How to display my addon page only if they have edit permission

I’m creating an addon that displays information associated to individual pages in Confluence. Therefore, I want to check user permission on a page before displaying. Read the documentation and it seems like Conditions are the way to go.

When I set a condition like

"modules": {
	     "generalPages": [
	        "url": "/my_page/{}",
	        "name": {
	          "value": "MyPage"
	        "key": "my-page",
	        "conditions": [{
	        	"params": {
	        		"permission": "EDIT"

I get an error from confluence that says

The add-on includes a Page module with an unsupported condition (has_page_permission).

Is it possible to have a page conditional on a content permission? If not, how should I accomplish this?

1 Like

Well the issue is that a generalPage doesn’t have a confluence page context on it since it is it’s own page…

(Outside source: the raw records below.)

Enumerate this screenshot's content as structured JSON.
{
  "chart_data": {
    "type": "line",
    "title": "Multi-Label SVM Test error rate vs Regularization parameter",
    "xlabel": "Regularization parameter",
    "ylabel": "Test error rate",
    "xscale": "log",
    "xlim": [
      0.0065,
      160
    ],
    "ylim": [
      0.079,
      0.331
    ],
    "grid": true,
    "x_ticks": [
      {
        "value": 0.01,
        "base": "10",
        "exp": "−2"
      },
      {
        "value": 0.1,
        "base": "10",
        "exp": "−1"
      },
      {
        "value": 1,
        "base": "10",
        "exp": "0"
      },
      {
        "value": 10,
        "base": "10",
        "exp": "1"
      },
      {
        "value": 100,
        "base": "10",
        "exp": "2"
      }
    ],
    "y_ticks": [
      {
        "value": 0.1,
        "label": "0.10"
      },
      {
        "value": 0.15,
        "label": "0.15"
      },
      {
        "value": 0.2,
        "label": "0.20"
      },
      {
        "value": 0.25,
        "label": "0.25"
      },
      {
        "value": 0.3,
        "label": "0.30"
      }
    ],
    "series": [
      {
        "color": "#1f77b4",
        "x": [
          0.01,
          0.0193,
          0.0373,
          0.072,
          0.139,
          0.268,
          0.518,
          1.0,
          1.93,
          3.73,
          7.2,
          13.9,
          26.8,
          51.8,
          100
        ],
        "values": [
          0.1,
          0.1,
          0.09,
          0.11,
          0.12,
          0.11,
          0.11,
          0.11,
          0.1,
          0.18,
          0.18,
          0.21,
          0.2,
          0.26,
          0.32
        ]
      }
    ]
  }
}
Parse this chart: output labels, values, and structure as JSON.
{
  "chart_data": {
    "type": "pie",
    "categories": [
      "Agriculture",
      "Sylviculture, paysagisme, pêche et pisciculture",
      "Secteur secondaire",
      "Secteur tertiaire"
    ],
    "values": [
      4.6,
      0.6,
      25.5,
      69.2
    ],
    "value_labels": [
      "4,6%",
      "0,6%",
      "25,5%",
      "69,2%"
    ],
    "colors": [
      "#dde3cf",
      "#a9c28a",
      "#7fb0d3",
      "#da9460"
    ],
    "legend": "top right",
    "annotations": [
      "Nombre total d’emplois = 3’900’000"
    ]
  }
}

The url gets the since the generalPage are getting converted to both a servlet and a web-item. So…

You may consider splitting this up into a webItem (which will get the link and have it only show up when the permission is properly done). And then a generalPage module which I think (don’t hold me to this - I haven’t tried it) you can then reverse engineer the path to (generalPage path:ing are usually pretty predictable).

The other option (which will probably be a lot easier) - is to switch to a full page dialog (if your app allows that).

Now I might be totally wrong with all of this but I would expect somebody like @mjensen to come along and happily say so.

1 Like

Thanks for the response. I thought about your approach. The problem is that it’s hiding the link but not really checking permissions for the page itself. As you say, it’s trivial for someone to reverse engineer the link to the actual page. Do I have that right or am I missing something?

Reading the documentation for Conditons, it looks like it was made for this exact use case. The docs use an example in JIRA that checks issue permission for accessing a general page. It seems reasonable to assume that you could do something similar in Confluence for page permissions. However, I can accept that this is a bug or oversight or something that is never going to happen.

If that is the case, I would like to know is there an accepted pattern for checking user permissions in a Connect page?